When I have worked in LTC facilities, many times med errors were discussed, but in terms of "not going to say anything". The one exception was the nurse who used to "create" med errors for her coworkers so she could get them in trouble. Everyone else might talk about it at the nurses station or in the hallways, but they never took the matter up with supervisors. So, no one was ever fired, except for the backstabbing nurse who brought herself down.

Specializes in ED, Pedi Vasc access, Paramedic serving 6 towns.

yup, gave a patient 2 mg IVP of Dilauded instead of 1 mg IVP. Thankfully no ill effects, she was high as a kite and liked it and 20 minutes later was asking for more! :roflmao:

Errors happen, you just have to learn from it, and move on.

HPRN

Specializes in Inpatient Oncology/Public Health.
SlinkyheadRN said:
Seems like computer charting would help avoid a lot of these problems.

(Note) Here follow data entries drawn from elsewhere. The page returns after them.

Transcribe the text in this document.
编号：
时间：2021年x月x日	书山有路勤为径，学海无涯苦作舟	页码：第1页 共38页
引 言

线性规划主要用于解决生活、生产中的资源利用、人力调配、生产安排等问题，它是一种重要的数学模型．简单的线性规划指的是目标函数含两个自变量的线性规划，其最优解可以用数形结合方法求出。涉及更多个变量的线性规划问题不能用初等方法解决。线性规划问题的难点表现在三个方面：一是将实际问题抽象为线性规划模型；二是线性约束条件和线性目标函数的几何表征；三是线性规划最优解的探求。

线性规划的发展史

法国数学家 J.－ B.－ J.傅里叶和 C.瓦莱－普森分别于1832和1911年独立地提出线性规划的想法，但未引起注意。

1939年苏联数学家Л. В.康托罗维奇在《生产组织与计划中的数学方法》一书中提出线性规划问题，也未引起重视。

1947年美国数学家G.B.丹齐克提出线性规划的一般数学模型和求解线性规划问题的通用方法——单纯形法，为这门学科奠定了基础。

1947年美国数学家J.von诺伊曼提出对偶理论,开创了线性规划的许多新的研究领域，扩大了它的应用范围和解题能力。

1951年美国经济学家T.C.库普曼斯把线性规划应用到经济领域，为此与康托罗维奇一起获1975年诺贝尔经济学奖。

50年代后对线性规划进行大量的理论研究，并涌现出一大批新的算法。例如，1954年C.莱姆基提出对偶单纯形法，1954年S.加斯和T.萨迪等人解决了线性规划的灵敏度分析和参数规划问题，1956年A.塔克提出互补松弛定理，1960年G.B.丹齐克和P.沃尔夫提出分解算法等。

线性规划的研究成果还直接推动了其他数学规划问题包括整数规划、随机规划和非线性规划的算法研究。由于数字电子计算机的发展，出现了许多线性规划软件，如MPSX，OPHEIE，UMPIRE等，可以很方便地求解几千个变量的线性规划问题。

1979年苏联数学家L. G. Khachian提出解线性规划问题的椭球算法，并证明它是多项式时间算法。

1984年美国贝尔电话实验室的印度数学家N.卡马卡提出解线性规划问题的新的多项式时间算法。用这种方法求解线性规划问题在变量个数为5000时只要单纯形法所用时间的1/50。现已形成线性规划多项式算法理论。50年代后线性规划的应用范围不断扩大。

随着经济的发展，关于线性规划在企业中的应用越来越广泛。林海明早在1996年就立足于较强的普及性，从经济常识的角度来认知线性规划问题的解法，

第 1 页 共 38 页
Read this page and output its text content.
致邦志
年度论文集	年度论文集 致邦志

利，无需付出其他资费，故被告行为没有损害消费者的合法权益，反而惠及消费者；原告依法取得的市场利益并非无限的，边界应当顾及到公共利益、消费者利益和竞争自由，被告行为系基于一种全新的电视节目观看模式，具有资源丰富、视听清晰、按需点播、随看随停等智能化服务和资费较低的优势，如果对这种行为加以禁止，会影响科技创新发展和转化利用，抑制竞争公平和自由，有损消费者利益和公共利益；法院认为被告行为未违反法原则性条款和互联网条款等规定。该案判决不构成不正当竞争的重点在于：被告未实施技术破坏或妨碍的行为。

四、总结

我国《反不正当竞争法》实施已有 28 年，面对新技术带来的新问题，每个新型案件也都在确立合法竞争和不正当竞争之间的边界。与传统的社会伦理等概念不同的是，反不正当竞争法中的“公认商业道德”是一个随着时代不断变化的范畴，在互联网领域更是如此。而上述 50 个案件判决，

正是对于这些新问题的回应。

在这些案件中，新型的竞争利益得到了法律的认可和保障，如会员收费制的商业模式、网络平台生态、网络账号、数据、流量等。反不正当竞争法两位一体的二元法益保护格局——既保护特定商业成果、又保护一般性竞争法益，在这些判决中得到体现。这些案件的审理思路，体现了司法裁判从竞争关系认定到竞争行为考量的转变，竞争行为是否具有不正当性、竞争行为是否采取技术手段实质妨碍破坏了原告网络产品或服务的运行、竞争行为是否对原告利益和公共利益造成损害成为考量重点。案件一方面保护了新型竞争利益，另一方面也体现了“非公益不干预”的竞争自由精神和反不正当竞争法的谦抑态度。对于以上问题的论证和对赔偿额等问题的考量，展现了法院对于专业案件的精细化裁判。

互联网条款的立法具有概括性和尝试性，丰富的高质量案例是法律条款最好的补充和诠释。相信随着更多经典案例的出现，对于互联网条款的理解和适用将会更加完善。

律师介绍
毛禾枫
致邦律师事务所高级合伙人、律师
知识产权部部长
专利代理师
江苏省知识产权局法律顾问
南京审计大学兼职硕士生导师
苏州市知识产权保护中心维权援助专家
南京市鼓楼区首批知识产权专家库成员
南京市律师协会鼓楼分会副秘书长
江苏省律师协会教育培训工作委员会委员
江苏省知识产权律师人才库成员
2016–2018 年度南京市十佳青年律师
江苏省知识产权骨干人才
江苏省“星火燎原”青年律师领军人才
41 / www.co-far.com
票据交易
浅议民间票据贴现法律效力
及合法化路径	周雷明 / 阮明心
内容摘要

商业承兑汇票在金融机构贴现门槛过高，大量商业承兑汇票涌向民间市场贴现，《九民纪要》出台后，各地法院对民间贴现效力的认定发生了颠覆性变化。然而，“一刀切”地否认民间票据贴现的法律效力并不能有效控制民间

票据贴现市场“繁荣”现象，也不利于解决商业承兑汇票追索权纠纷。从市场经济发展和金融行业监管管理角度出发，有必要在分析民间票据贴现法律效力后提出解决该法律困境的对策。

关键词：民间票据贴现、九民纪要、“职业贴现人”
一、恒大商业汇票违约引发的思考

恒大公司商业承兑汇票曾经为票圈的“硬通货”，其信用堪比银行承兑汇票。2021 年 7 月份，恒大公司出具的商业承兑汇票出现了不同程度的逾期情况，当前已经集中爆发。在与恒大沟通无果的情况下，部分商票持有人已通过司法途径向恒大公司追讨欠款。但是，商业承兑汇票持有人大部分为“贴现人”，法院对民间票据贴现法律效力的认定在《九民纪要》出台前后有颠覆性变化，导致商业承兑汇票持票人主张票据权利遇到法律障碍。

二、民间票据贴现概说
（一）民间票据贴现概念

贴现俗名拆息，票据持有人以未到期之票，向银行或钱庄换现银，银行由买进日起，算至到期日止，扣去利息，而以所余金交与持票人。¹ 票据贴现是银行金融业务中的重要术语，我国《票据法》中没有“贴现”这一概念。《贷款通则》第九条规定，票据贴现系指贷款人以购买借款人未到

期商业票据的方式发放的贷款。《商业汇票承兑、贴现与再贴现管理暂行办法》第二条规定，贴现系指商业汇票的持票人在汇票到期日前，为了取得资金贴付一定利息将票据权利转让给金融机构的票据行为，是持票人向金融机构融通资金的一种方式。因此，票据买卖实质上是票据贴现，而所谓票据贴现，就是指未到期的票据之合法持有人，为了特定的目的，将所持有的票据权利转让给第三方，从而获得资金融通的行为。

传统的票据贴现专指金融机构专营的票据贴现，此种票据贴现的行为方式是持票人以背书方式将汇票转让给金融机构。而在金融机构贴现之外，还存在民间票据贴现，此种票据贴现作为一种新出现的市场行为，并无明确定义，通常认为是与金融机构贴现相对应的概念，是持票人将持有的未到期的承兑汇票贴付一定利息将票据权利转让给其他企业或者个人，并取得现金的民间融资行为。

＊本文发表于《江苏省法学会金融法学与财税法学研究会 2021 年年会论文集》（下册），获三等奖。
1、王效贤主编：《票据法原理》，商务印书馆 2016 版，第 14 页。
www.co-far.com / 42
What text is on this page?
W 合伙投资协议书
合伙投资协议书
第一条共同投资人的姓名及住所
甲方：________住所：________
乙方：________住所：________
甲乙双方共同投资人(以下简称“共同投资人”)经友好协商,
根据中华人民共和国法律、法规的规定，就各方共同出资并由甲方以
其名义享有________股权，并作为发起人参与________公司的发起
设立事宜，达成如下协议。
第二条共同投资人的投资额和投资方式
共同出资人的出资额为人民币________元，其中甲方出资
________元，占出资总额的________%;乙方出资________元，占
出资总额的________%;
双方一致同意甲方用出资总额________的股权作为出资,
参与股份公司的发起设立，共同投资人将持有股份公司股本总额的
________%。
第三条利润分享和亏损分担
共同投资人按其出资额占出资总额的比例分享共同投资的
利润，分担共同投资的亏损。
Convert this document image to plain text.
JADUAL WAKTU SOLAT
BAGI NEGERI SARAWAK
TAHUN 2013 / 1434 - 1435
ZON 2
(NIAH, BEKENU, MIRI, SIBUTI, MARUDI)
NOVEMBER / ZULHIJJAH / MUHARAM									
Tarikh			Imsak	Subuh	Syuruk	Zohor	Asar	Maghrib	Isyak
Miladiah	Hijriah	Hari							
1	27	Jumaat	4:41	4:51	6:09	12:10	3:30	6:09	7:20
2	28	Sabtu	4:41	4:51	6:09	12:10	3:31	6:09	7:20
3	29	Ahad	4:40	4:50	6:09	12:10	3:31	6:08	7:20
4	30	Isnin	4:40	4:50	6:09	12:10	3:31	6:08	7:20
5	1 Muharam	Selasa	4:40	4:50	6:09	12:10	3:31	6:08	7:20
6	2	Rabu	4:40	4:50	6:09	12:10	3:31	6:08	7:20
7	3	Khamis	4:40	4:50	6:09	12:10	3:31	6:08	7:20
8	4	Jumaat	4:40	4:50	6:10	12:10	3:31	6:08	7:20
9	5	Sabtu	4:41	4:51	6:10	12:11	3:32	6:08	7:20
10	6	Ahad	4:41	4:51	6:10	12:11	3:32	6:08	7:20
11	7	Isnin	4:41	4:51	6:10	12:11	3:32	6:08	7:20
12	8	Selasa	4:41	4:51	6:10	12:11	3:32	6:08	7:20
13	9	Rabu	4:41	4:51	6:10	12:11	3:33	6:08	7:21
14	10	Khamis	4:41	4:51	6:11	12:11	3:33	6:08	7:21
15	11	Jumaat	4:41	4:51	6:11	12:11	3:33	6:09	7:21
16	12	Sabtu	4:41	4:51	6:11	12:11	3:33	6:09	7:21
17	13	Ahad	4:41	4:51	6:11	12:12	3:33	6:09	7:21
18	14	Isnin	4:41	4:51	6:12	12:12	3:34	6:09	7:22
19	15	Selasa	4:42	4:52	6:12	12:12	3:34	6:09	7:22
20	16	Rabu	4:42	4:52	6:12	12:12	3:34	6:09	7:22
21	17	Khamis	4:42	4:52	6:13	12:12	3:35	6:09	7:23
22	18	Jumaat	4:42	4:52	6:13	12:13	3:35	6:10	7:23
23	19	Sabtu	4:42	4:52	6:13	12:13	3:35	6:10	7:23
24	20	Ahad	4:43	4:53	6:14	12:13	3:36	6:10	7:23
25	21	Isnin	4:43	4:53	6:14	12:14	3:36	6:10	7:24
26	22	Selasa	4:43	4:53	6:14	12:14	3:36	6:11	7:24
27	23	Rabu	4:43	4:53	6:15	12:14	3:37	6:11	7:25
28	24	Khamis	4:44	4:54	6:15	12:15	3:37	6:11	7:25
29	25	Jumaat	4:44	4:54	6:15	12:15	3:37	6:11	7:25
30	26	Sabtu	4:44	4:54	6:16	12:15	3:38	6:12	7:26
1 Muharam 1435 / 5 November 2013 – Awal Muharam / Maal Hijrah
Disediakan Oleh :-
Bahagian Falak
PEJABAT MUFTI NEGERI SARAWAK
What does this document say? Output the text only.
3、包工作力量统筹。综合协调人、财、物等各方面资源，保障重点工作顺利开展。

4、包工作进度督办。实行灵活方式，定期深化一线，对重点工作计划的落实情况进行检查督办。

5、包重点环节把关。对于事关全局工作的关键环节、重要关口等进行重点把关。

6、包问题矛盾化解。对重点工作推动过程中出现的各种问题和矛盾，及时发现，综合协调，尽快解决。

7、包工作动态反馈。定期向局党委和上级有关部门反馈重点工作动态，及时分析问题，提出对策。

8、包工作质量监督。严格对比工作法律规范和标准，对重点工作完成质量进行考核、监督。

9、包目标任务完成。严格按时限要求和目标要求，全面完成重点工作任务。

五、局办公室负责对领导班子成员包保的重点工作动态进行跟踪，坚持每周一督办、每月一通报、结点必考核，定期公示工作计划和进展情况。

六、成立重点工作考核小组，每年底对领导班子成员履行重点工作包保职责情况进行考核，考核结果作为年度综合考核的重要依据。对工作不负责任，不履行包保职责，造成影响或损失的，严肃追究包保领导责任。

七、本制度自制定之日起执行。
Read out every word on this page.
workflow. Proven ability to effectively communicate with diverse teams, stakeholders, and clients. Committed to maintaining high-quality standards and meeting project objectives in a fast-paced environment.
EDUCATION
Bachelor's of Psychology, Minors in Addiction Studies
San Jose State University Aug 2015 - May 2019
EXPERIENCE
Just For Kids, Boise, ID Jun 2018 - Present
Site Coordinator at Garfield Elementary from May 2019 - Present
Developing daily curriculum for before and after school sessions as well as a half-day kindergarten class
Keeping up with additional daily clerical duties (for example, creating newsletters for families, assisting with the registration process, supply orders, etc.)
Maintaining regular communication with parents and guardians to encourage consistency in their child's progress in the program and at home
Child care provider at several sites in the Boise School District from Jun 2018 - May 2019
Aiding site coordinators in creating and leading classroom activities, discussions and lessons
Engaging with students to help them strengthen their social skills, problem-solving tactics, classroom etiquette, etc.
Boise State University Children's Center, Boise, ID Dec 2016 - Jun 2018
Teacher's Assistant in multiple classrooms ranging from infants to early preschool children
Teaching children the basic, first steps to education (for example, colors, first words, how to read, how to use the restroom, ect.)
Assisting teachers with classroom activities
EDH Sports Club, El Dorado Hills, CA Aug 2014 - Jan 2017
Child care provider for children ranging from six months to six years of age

Uhhh, not necessarily. I made an error that was essentially a systems failure with our med administration system.

Specializes in burn ICU, SICU, ER, Trauma Rapid Response.
SlinkyheadRN said:
Seems like computer charting would help avoid a lot of these problems.

My experience is that the oppisit happens. Computer charting takes so much longer, and is so much more work, and requires so much more concentration than our old tri-folds that the nurse has much less time with her patient and less time to concentrate on the med pass.

I used to be able to do 12 hours worth of charting on two very sick SICU patients in 15 min with the old paper charting. Now it takes hours and hours each shift just to document. No just for old guys like me either. The younger nurses are also taking hours each shift to chart.

Specializes in Public Health.

Perhaps it's your system that you use. Takes me no more than an hour to chart everything if I'm being slow.